When traders use long put on WES

Long puts on WES hedge an existing long WES stock position or express a bearish view with defined risk; position sizing typically scales the put notional to the underlying WES exposure being hedged.

WES thesis for this long put

The market-implied 1-standard-deviation range for WES extends from approximately $43.85 on the downside to $48.65 on the upside. A WES long put expresses a directional view that the underlying closes below the strike minus premium at expiration, frequently sized to hedge an existing long WES position with one put per 100 shares held. Current WES IV rank near 31.28% is mid-range against its 1-year distribution, so the IV signal is neutral; the long put thesis on WES should anchor more to the directional view and the expected-move geometry. As a Energy name, WES options can move on sector-level news flow (peer earnings, regulatory updates, industry-specific macro data) in addition to WES-specific events.

WES long put positions are structurally bearish; the modeled P&L assumes European-style exercise at expiration and ignores early assignment, transaction costs, dividends paid before expiry on the stock leg (when present), and the bid-ask spread on the listed chain.
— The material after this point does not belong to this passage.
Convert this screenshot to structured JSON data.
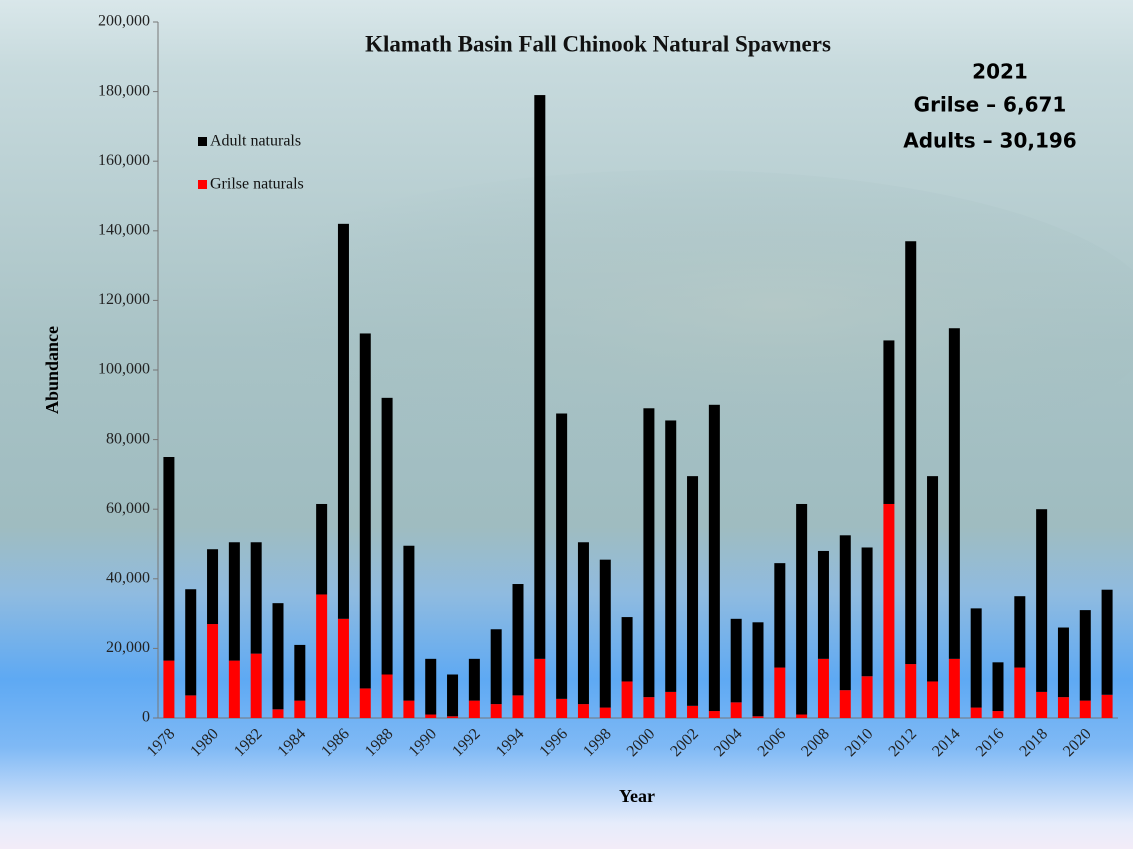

WES positions also carry Energy sector concentration risk; news flow inside the sector (peer earnings, regulatory shifts, supply-chain headlines) can move WES alongside the broader basket even when WES-specific fundamentals are unchanged. Long-premium structures like a long put on WES are particularly exposed to IV-crush risk through scheduled events (earnings, FDA decisions, central-bank meetings) where IV typically contracts post-event regardless of the directional outcome. Always rebuild the position from current WES chain quotes before placing a trade.
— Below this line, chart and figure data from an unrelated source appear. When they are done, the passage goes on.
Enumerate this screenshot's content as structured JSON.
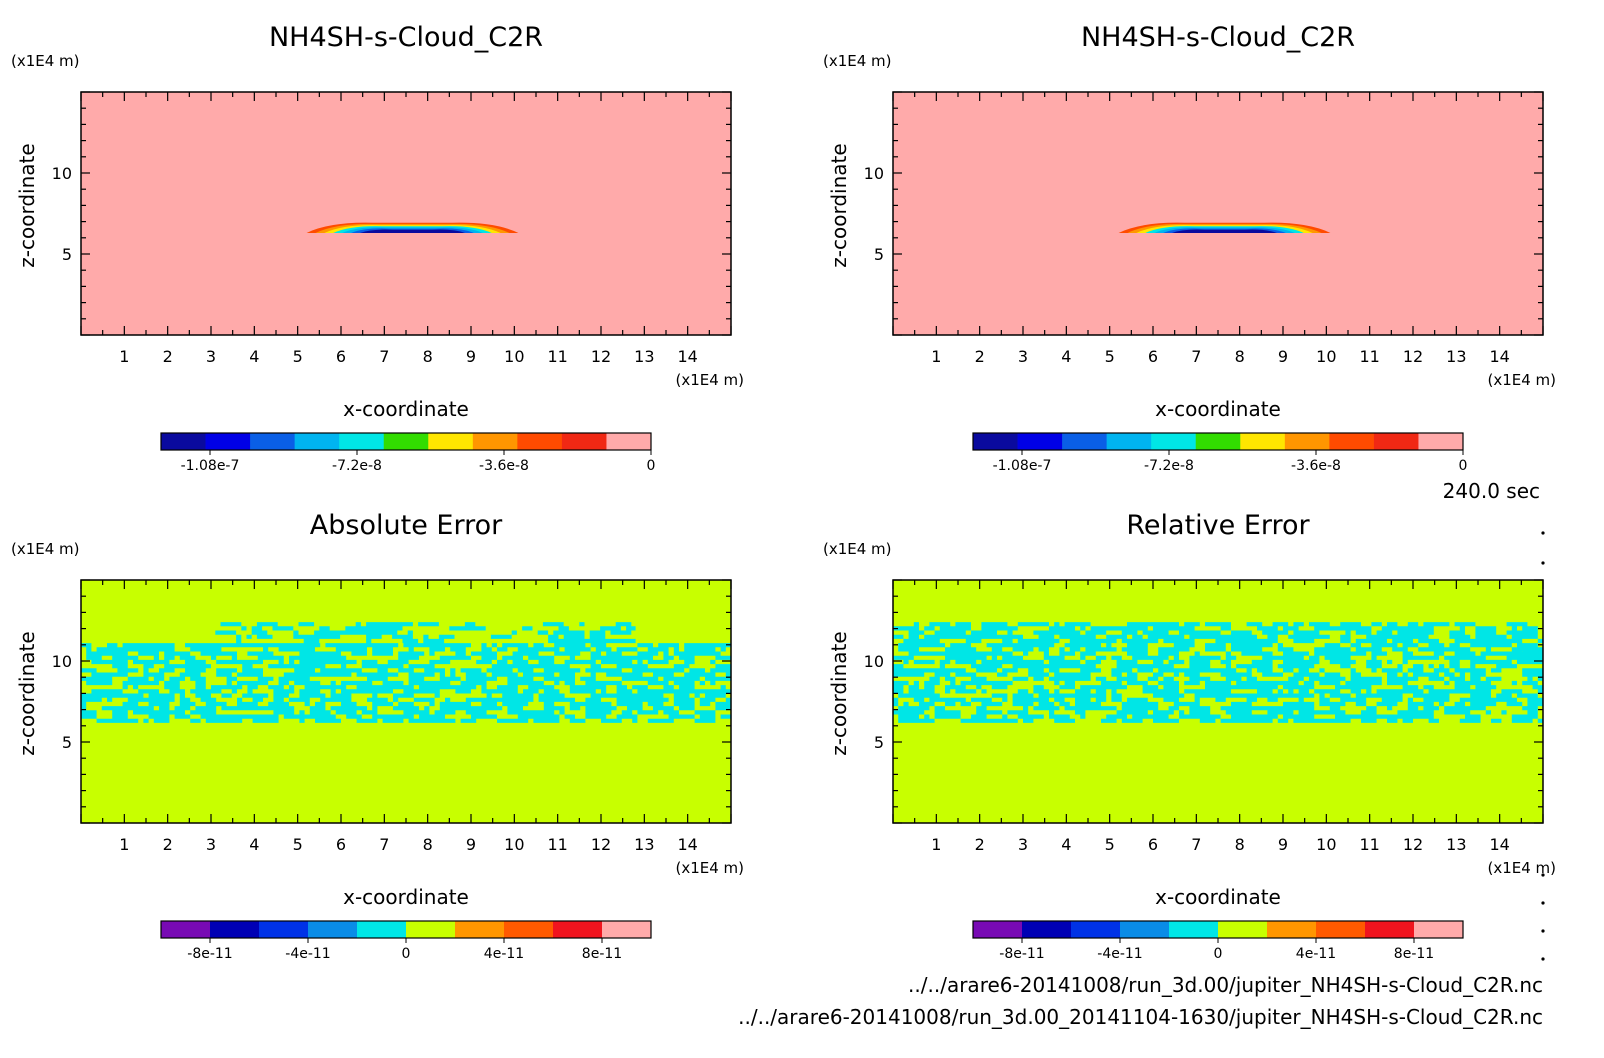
{
  "time_label": "240.0 sec",
  "footer": {
    "line1": "../../arare6-20141008/run_3d.00/jupiter_NH4SH-s-Cloud_C2R.nc",
    "line2": "../../arare6-20141008/run_3d.00_20141104-1630/jupiter_NH4SH-s-Cloud_C2R.nc"
  },
  "palettes": {
    "cloud": [
      "#0a0a9e",
      "#0000e6",
      "#0a5fe6",
      "#00b4f0",
      "#00e6e6",
      "#32dc00",
      "#ffe600",
      "#ff9600",
      "#ff4b00",
      "#f02814",
      "#ffaaaa"
    ],
    "error": [
      "#780ab4",
      "#0000b4",
      "#0032e6",
      "#0a8ce6",
      "#00e6e6",
      "#c8ff00",
      "#ff9600",
      "#ff5a00",
      "#f0141e",
      "#ffaaaa"
    ]
  },
  "chart_data": [
    {
      "type": "heatmap",
      "title": "NH4SH-s-Cloud_C2R",
      "xlabel": "x-coordinate",
      "ylabel": "z-coordinate",
      "x_unit": "(x1E4 m)",
      "y_unit": "(x1E4 m)",
      "xlim": [
        0,
        15
      ],
      "ylim": [
        0,
        15
      ],
      "x_ticks": [
        1,
        2,
        3,
        4,
        5,
        6,
        7,
        8,
        9,
        10,
        11,
        12,
        13,
        14
      ],
      "y_ticks": [
        5,
        10
      ],
      "background_value": 0,
      "feature": {
        "shape": "lens",
        "x_range": [
          5.0,
          10.3
        ],
        "z_bottom": 6.3,
        "z_top": 7.0,
        "min_value": -1.2e-07
      },
      "colorbar": {
        "vmin": -1.2e-07,
        "vmax": 0,
        "ticks": [
          -1.08e-07,
          -7.2e-08,
          -3.6e-08,
          0
        ],
        "tick_labels": [
          "-1.08e-7",
          "-7.2e-8",
          "-3.6e-8",
          "0"
        ]
      },
      "palette": "cloud"
    },
    {
      "type": "heatmap",
      "title": "NH4SH-s-Cloud_C2R",
      "xlabel": "x-coordinate",
      "ylabel": "z-coordinate",
      "x_unit": "(x1E4 m)",
      "y_unit": "(x1E4 m)",
      "xlim": [
        0,
        15
      ],
      "ylim": [
        0,
        15
      ],
      "x_ticks": [
        1,
        2,
        3,
        4,
        5,
        6,
        7,
        8,
        9,
        10,
        11,
        12,
        13,
        14
      ],
      "y_ticks": [
        5,
        10
      ],
      "background_value": 0,
      "feature": {
        "shape": "lens",
        "x_range": [
          5.0,
          10.3
        ],
        "z_bottom": 6.3,
        "z_top": 7.0,
        "min_value": -1.2e-07
      },
      "colorbar": {
        "vmin": -1.2e-07,
        "vmax": 0,
        "ticks": [
          -1.08e-07,
          -7.2e-08,
          -3.6e-08,
          0
        ],
        "tick_labels": [
          "-1.08e-7",
          "-7.2e-8",
          "-3.6e-8",
          "0"
        ]
      },
      "palette": "cloud"
    },
    {
      "type": "heatmap",
      "title": "Absolute Error",
      "xlabel": "x-coordinate",
      "ylabel": "z-coordinate",
      "x_unit": "(x1E4 m)",
      "y_unit": "(x1E4 m)",
      "xlim": [
        0,
        15
      ],
      "ylim": [
        0,
        15
      ],
      "x_ticks": [
        1,
        2,
        3,
        4,
        5,
        6,
        7,
        8,
        9,
        10,
        11,
        12,
        13,
        14
      ],
      "y_ticks": [
        5,
        10
      ],
      "background_value": 0,
      "noise_band": {
        "z_range": [
          6.2,
          12.4
        ],
        "value": -1e-11
      },
      "colorbar": {
        "vmin": -1e-10,
        "vmax": 1e-10,
        "ticks": [
          -8e-11,
          -4e-11,
          0,
          4e-11,
          8e-11
        ],
        "tick_labels": [
          "-8e-11",
          "-4e-11",
          "0",
          "4e-11",
          "8e-11"
        ]
      },
      "palette": "error"
    },
    {
      "type": "heatmap",
      "title": "Relative Error",
      "xlabel": "x-coordinate",
      "ylabel": "z-coordinate",
      "x_unit": "(x1E4 m)",
      "y_unit": "(x1E4 m)",
      "xlim": [
        0,
        15
      ],
      "ylim": [
        0,
        15
      ],
      "x_ticks": [
        1,
        2,
        3,
        4,
        5,
        6,
        7,
        8,
        9,
        10,
        11,
        12,
        13,
        14
      ],
      "y_ticks": [
        5,
        10
      ],
      "background_value": 0,
      "noise_band": {
        "z_range": [
          6.2,
          12.4
        ],
        "value": -1e-11
      },
      "colorbar": {
        "vmin": -1e-10,
        "vmax": 1e-10,
        "ticks": [
          -8e-11,
          -4e-11,
          0,
          4e-11,
          8e-11
        ],
        "tick_labels": [
          "-8e-11",
          "-4e-11",
          "0",
          "4e-11",
          "8e-11"
        ]
      },
      "palette": "error"
    }
  ]
}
Frequently asked questions

What is a long put on WES?
A long put on WES is the long put strategy applied to WES (stock). The strategy is structurally bearish: A long put buys downside exposure with a fixed maximum loss equal to the premium paid; profit accrues if the underlying closes below the strike minus premium at expiration. With WES stock trading near $46.25, the strikes shown on this page are snapped to the nearest listed WES chain strike and the premiums come straight from the end-of-day bid/ask midpoint.
How are WES long put max profit and max loss calculated?
Max profit equals the strike minus premium times 100 (reached at zero); max loss equals the premium times 100. Breakeven is strike minus premium. For the WES long put priced from the end-of-day chain at a 30-day expiry (ATM IV 18.10%), the computed maximum profit is $4,516.50 per contract and the computed maximum loss is -$82.50 per contract. Live intraday quotes will differ as the chain moves through the trading session.
What is the breakeven for a WES long put?
The breakeven for the WES long put priced on this page is roughly $45.18 at expiration, derived from end-of-day chain premiums. Breakeven is the underlying price at which the strategy's P&L crosses zero ignoring transaction costs and assignment risk. The current WES market-implied 1-standard-deviation expected move is approximately 5.19%; if the move sits well outside the breakeven distance, the structure's risk-reward becomes correspondingly tighter.
When should you consider a long put on WES?
Long puts on WES hedge an existing long WES stock position or express a bearish view with defined risk; position sizing typically scales the put notional to the underlying WES exposure being hedged.
How does current WES implied volatility affect this long put?
WES ATM IV is at 18.10% with IV rank near 31.28%, which is mid-range against its 1-year history. Strategy selection depends more on directional thesis and expected move than on a strong IV signal.